There are a number of issues that will continue to shape the overall structure of the quick and small commercial printing franchise segment. The continuing interest in acquiring sign companies will have an effect on their general health and ability to grow sales and locations. New players are edging into the market. PostNet, originally a packing and shipping franchise, is becoming more and more print-centered. So much so that it may soon become part of QP’s Annual Franchise Review. (Look for an Executive Q&A interview with CEO Steve Greenbaum this summer.) Even Proforma, a franchise for print brokers, is selling into existing printing companies that have a more comparable business model. I don’t anticipate adding it to this survey any time soon, but if there is one thing we’ve learned in the past few years it is that everything changes.

Is the printing franchise model still viable? In my opinion, yes. I am fortunate to be invited to most of the franchise conventions. This gives me an opportunity to talk with the franchisees, some of whom I’ve known for many years now. They share their concerns and frustrations, but also their stories about times when being part of their franchise has made a difference to the welfare of their companies.

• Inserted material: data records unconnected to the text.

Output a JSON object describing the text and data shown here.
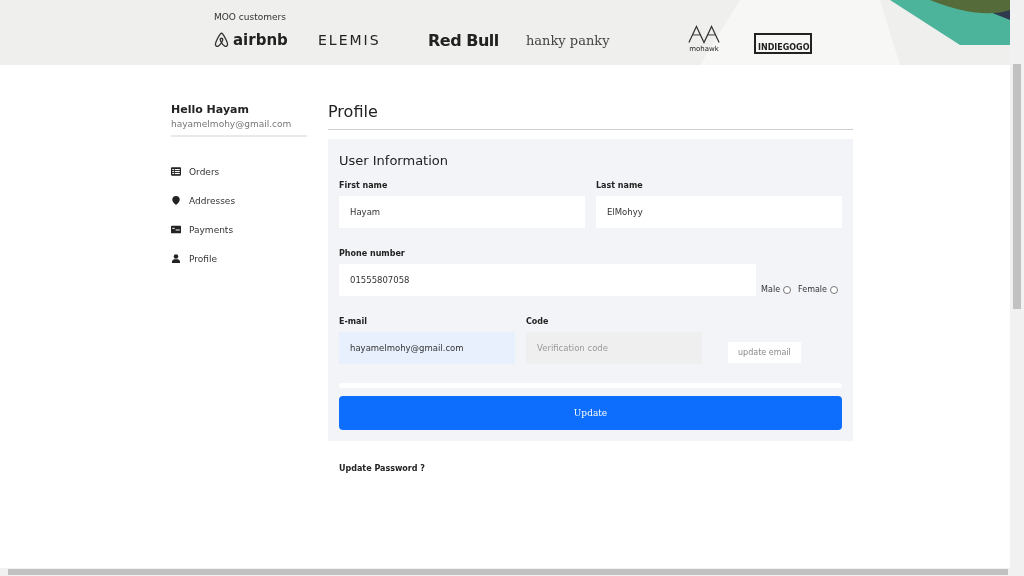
{
  "banner": {
    "caption": "MOO customers",
    "logos": [
      {
        "text": "airbnb",
        "kind": "airbnb"
      },
      {
        "text": "ELEMIS",
        "kind": "spaced"
      },
      {
        "text": "Red Bull",
        "kind": "bold"
      },
      {
        "text": "hanky panky",
        "kind": "script"
      },
      {
        "text": "mohawk",
        "kind": "mohawk"
      },
      {
        "text": "INDIEGOGO",
        "kind": "boxed"
      }
    ]
  },
  "sidebar": {
    "greeting": "Hello Hayam",
    "email": "hayamelmohy@gmail.com",
    "items": [
      {
        "label": "Orders",
        "kind": "list"
      },
      {
        "label": "Addresses",
        "kind": "pin"
      },
      {
        "label": "Payments",
        "kind": "card"
      },
      {
        "label": "Profile",
        "kind": "person"
      }
    ]
  },
  "profile": {
    "title": "Profile",
    "section_title": "User Information",
    "first_name": {
      "label": "First name",
      "value": "Hayam"
    },
    "last_name": {
      "label": "Last name",
      "value": "ElMohyy"
    },
    "phone": {
      "label": "Phone number",
      "value": "01555807058"
    },
    "gender": [
      {
        "label": "Male",
        "selected": false
      },
      {
        "label": "Female",
        "selected": false
      }
    ],
    "email": {
      "label": "E-mail",
      "value": "hayamelmohy@gmail.com"
    },
    "code": {
      "label": "Code",
      "placeholder": "Verification code"
    },
    "update_email_button": "update email",
    "update_button": "Update",
    "password_link": "Update Password ?"
  }
}
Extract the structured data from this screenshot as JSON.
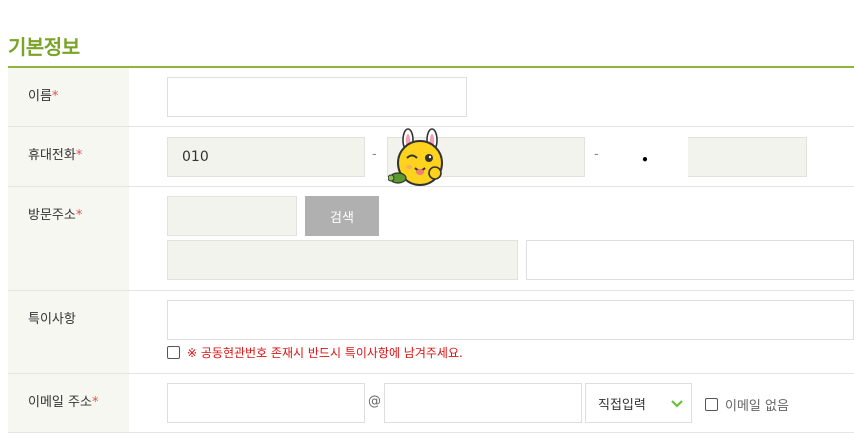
{
  "section": {
    "title": "기본정보"
  },
  "name_row": {
    "label": "이름",
    "required_mark": "*",
    "value": ""
  },
  "phone_row": {
    "label": "휴대전화",
    "required_mark": "*",
    "part1": "010",
    "part2": "",
    "part3": "",
    "separator": "-",
    "masked_char": "•"
  },
  "address_row": {
    "label": "방문주소",
    "required_mark": "*",
    "search_button": "검색",
    "zip": "",
    "address1": "",
    "address2": ""
  },
  "notes_row": {
    "label": "특이사항",
    "value": "",
    "notice": "※ 공동현관번호 존재시 반드시 특이사항에 남겨주세요."
  },
  "email_row": {
    "label": "이메일 주소",
    "required_mark": "*",
    "local": "",
    "at": "@",
    "domain": "",
    "domain_select": "직접입력",
    "no_email_label": "이메일 없음"
  },
  "colors": {
    "accent": "#7aa428",
    "required": "#e05050",
    "notice": "#d11111",
    "chevron": "#6abf3a"
  },
  "icons": {
    "mascot": "rabbit-mascot-icon",
    "select_chevron": "chevron-down-icon"
  }
}
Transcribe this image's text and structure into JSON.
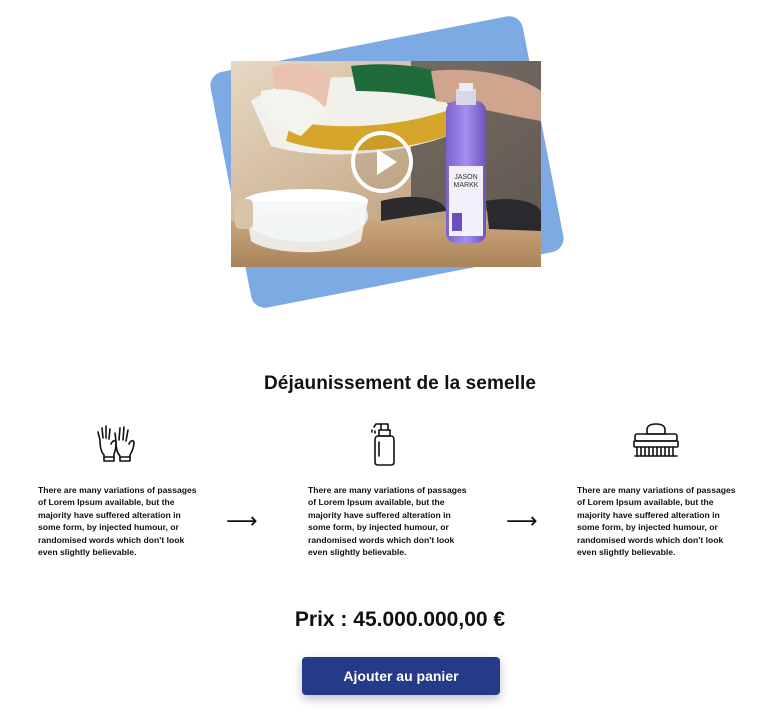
{
  "colors": {
    "accent_card": "#7eaae4",
    "button_bg": "#253a89",
    "button_text": "#ffffff",
    "text": "#111111"
  },
  "media": {
    "play_icon": "play-icon",
    "bottle_label_line1": "JASON",
    "bottle_label_line2": "MARKK"
  },
  "service": {
    "title": "Déjaunissement de la semelle"
  },
  "steps": [
    {
      "icon": "gloves-icon",
      "text": "There are many variations of passages of Lorem Ipsum available, but the majority have suffered alteration in some form, by injected humour, or randomised words which don't look even slightly believable."
    },
    {
      "icon": "spray-bottle-icon",
      "text": "There are many variations of passages of Lorem Ipsum available, but the majority have suffered alteration in some form, by injected humour, or randomised words which don't look even slightly believable."
    },
    {
      "icon": "brush-icon",
      "text": "There are many variations of passages of Lorem Ipsum available, but the majority have suffered alteration in some form, by injected humour, or randomised words which don't look even slightly believable."
    }
  ],
  "arrows": [
    "⟶",
    "⟶"
  ],
  "pricing": {
    "price_text": "Prix : 45.000.000,00 €"
  },
  "cart": {
    "button_label": "Ajouter au panier"
  }
}
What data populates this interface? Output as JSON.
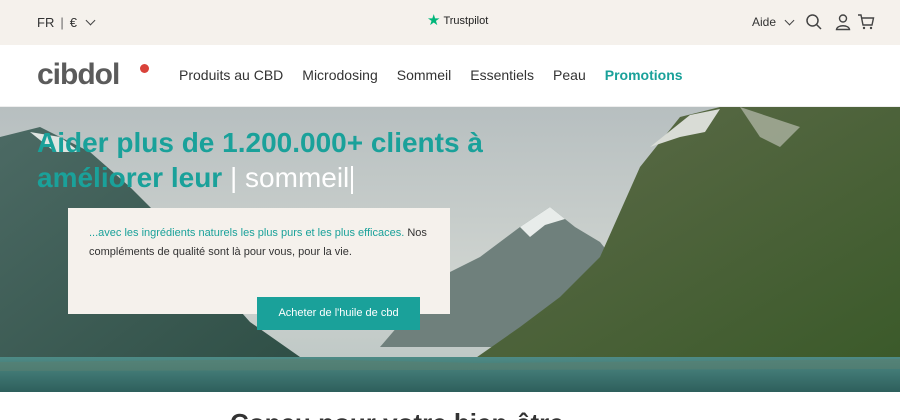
{
  "topbar": {
    "language": "FR",
    "currency": "€",
    "trustpilot": "Trustpilot",
    "help": "Aide"
  },
  "icons": {
    "search": "search-icon",
    "account": "user-icon",
    "cart": "cart-icon",
    "star": "trustpilot-star-icon"
  },
  "nav": {
    "logo": "cibdol",
    "items": [
      "Produits au CBD",
      "Microdosing",
      "Sommeil",
      "Essentiels",
      "Peau",
      "Promotions"
    ]
  },
  "hero": {
    "headline_line1": "Aider plus de 1.200.000+ clients à",
    "headline_line2": "améliorer leur",
    "typed_word": "sommeil",
    "card_highlight": "...avec les ingrédients naturels les plus purs et les plus efficaces.",
    "card_text": " Nos compléments de qualité sont là pour vous, pour la vie.",
    "cta": "Acheter de l'huile de cbd"
  },
  "section": {
    "title": "Conçu pour votre bien-être"
  },
  "colors": {
    "brand": "#1aa19a",
    "topbar_bg": "#f5f1ec",
    "trustpilot": "#00b67a",
    "logo_badge": "#d9423a"
  }
}
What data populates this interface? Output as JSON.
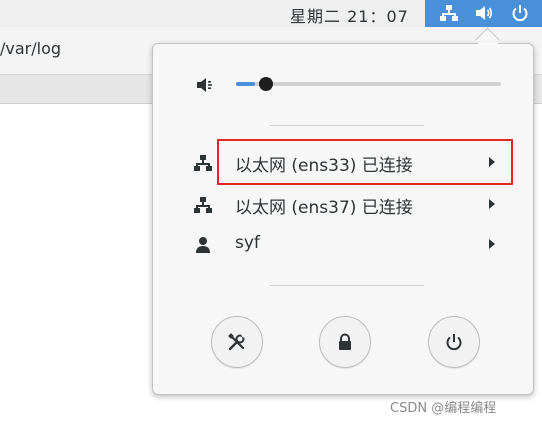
{
  "topbar": {
    "clock": "星期二 21：07",
    "tray_icons": [
      "network-wired-icon",
      "volume-icon",
      "power-icon"
    ],
    "tray_color": "#4a90d9"
  },
  "window": {
    "path": "/var/log"
  },
  "menu": {
    "volume": {
      "icon": "speaker-icon",
      "level": 0.07
    },
    "items": [
      {
        "icon": "network-wired-icon",
        "label": "以太网 (ens33) 已连接"
      },
      {
        "icon": "network-wired-icon",
        "label": "以太网 (ens37) 已连接"
      },
      {
        "icon": "user-icon",
        "label": "syf"
      }
    ],
    "buttons": [
      {
        "icon": "settings-tools-icon"
      },
      {
        "icon": "lock-icon"
      },
      {
        "icon": "power-icon"
      }
    ],
    "highlight_color": "#e0282a"
  },
  "watermark": "CSDN @编程编程"
}
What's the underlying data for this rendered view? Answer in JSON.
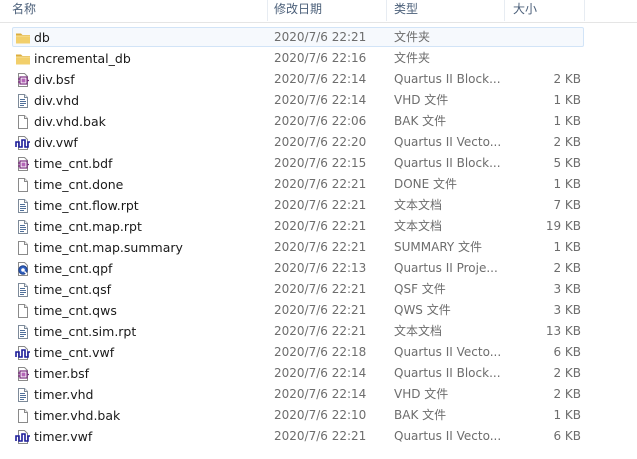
{
  "columns": {
    "name": "名称",
    "date": "修改日期",
    "type": "类型",
    "size": "大小"
  },
  "files": [
    {
      "name": "db",
      "date": "2020/7/6 22:21",
      "type": "文件夹",
      "size": "",
      "icon": "folder-icon",
      "selected": true
    },
    {
      "name": "incremental_db",
      "date": "2020/7/6 22:16",
      "type": "文件夹",
      "size": "",
      "icon": "folder-icon"
    },
    {
      "name": "div.bsf",
      "date": "2020/7/6 22:14",
      "type": "Quartus II Block...",
      "size": "2 KB",
      "icon": "quartus-block-icon"
    },
    {
      "name": "div.vhd",
      "date": "2020/7/6 22:14",
      "type": "VHD 文件",
      "size": "1 KB",
      "icon": "text-file-icon"
    },
    {
      "name": "div.vhd.bak",
      "date": "2020/7/6 22:06",
      "type": "BAK 文件",
      "size": "1 KB",
      "icon": "blank-file-icon"
    },
    {
      "name": "div.vwf",
      "date": "2020/7/6 22:20",
      "type": "Quartus II Vecto...",
      "size": "2 KB",
      "icon": "waveform-icon"
    },
    {
      "name": "time_cnt.bdf",
      "date": "2020/7/6 22:15",
      "type": "Quartus II Block...",
      "size": "5 KB",
      "icon": "quartus-block-icon"
    },
    {
      "name": "time_cnt.done",
      "date": "2020/7/6 22:21",
      "type": "DONE 文件",
      "size": "1 KB",
      "icon": "blank-file-icon"
    },
    {
      "name": "time_cnt.flow.rpt",
      "date": "2020/7/6 22:21",
      "type": "文本文档",
      "size": "7 KB",
      "icon": "text-file-icon"
    },
    {
      "name": "time_cnt.map.rpt",
      "date": "2020/7/6 22:21",
      "type": "文本文档",
      "size": "19 KB",
      "icon": "text-file-icon"
    },
    {
      "name": "time_cnt.map.summary",
      "date": "2020/7/6 22:21",
      "type": "SUMMARY 文件",
      "size": "1 KB",
      "icon": "blank-file-icon"
    },
    {
      "name": "time_cnt.qpf",
      "date": "2020/7/6 22:13",
      "type": "Quartus II Proje...",
      "size": "2 KB",
      "icon": "quartus-project-icon"
    },
    {
      "name": "time_cnt.qsf",
      "date": "2020/7/6 22:21",
      "type": "QSF 文件",
      "size": "3 KB",
      "icon": "text-file-icon"
    },
    {
      "name": "time_cnt.qws",
      "date": "2020/7/6 22:21",
      "type": "QWS 文件",
      "size": "3 KB",
      "icon": "blank-file-icon"
    },
    {
      "name": "time_cnt.sim.rpt",
      "date": "2020/7/6 22:21",
      "type": "文本文档",
      "size": "13 KB",
      "icon": "text-file-icon"
    },
    {
      "name": "time_cnt.vwf",
      "date": "2020/7/6 22:18",
      "type": "Quartus II Vecto...",
      "size": "6 KB",
      "icon": "waveform-icon"
    },
    {
      "name": "timer.bsf",
      "date": "2020/7/6 22:14",
      "type": "Quartus II Block...",
      "size": "2 KB",
      "icon": "quartus-block-icon"
    },
    {
      "name": "timer.vhd",
      "date": "2020/7/6 22:14",
      "type": "VHD 文件",
      "size": "2 KB",
      "icon": "text-file-icon"
    },
    {
      "name": "timer.vhd.bak",
      "date": "2020/7/6 22:10",
      "type": "BAK 文件",
      "size": "1 KB",
      "icon": "blank-file-icon"
    },
    {
      "name": "timer.vwf",
      "date": "2020/7/6 22:21",
      "type": "Quartus II Vecto...",
      "size": "6 KB",
      "icon": "waveform-icon"
    }
  ],
  "colors": {
    "selection_border": "#d2e4f7",
    "selection_fill": "#f6f9fd",
    "header_text": "#4c607a",
    "folder": "#e8c15c",
    "quartus_purple": "#7a2b7e",
    "waveform_blue": "#1c1c9a"
  }
}
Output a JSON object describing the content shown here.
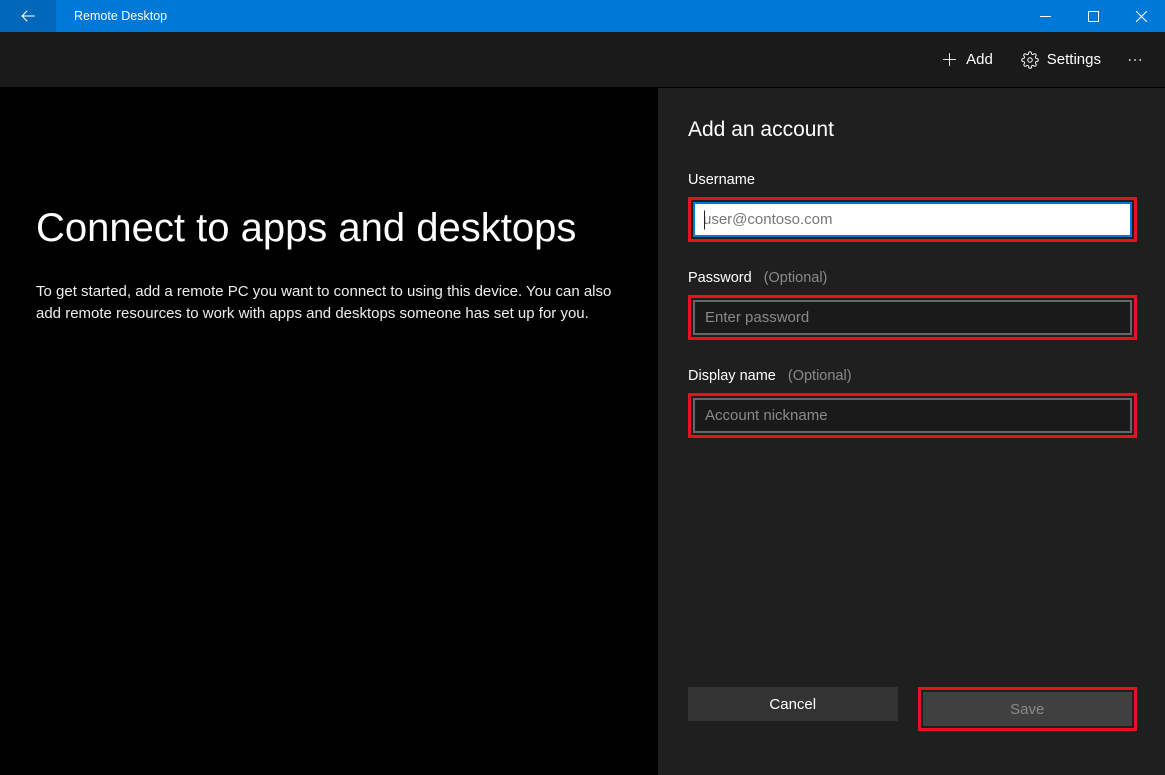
{
  "titlebar": {
    "title": "Remote Desktop"
  },
  "commandbar": {
    "add_label": "Add",
    "settings_label": "Settings"
  },
  "main": {
    "title": "Connect to apps and desktops",
    "paragraph": "To get started, add a remote PC you want to connect to using this device. You can also add remote resources to work with apps and desktops someone has set up for you."
  },
  "panel": {
    "title": "Add an account",
    "username_label": "Username",
    "username_placeholder": "user@contoso.com",
    "username_value": "",
    "password_label": "Password",
    "password_opt": "(Optional)",
    "password_placeholder": "Enter password",
    "password_value": "",
    "display_label": "Display name",
    "display_opt": "(Optional)",
    "display_placeholder": "Account nickname",
    "display_value": "",
    "cancel_label": "Cancel",
    "save_label": "Save"
  },
  "icons": {
    "back": "back-arrow",
    "plus": "plus",
    "gear": "gear",
    "more": "ellipsis",
    "minimize": "minimize",
    "maximize": "maximize",
    "close": "close"
  },
  "colors": {
    "accent": "#0078d7",
    "highlight": "#e81123"
  }
}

The franchisees who truly take advantage of the support and guidance that they pay for with their royalties are the ones who reap the greatest success. The ones who pony up the money and never use the tools generally gripe and complain and eventually go away—one way or another.

As with any business model, being part of a franchise is not right for everyone. But for those who want a strong and supportive partner for their business, it can be an unbeatable choice.